Now recall that the height is given by

h = 39.2t - 4.9t^2

Just plug in t=4

How did you get 9.8t pls

To find the greatest height reached by the particle, we need to analyze the motion of the particle in two separate components: horizontal and vertical.

First, let's break down the initial velocity into its horizontal and vertical components. The horizontal component (Vx) remains constant throughout the motion, unaffected by gravity. The vertical component (Vy) changes due to the acceleration of gravity (-9.8 m/s^2).

Given:
Initial speed (V): 39.2 m/s
Launch angle (θ): 30 degrees

Horizontal Component:
To find Vx, we use the formula: Vx = V * cos(θ).
Vx = 39.2 m/s * cos(30 degrees)
Vx ≈ 33.94 m/s

Vertical Component:
To find Vy at the highest point, we first need to find the time taken to reach that point.

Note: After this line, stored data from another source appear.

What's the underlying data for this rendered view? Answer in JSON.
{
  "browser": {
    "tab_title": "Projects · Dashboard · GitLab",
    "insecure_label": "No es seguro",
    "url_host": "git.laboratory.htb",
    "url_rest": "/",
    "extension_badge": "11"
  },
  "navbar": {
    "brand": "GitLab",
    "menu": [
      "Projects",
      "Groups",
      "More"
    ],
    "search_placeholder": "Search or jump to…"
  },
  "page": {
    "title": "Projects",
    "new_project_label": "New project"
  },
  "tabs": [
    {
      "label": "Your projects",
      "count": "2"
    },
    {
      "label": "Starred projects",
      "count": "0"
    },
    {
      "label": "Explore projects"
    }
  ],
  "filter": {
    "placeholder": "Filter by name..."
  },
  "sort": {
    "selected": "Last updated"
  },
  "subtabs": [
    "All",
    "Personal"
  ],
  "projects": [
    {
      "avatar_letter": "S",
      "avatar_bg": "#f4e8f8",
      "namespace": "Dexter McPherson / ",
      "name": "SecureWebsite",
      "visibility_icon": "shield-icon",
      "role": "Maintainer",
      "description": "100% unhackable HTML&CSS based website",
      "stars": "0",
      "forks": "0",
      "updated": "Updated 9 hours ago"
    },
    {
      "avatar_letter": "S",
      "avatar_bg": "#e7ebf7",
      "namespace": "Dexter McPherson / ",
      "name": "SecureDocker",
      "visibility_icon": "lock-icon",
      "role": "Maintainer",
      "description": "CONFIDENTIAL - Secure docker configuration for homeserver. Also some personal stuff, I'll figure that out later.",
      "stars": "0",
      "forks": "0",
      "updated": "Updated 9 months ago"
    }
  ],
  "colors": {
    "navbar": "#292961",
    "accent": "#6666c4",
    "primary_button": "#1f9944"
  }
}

We use the formula: Vy = V * sin(θ) - gt, where g is the acceleration due to gravity (-9.8 m/s^2) and t is the time.
0 = 39.2 m/s * sin(30 degrees) - 9.8 m/s^2 * t

Rearranging the equation to solve for t:
t = (39.2 m/s * sin(30 degrees)) / 9.8 m/s^2
t ≈ 2 seconds

Now that we know the time (t), we can find the maximum height (H) using the formula: H = Vy * t + (1/2) * g * t^2
H = 39.2 m/s * sin(30 degrees) * 2 s + (1/2) * (-9.8 m/s^2) * (2 s)^2
H ≈ 19.6 m * 2 s - 9.8 m/s^2 * 4 s^2
H ≈ 39.2 m - 39.2 m
H ≈ 0 m

Therefore, the greatest height reached by the particle is approximately 0 meters.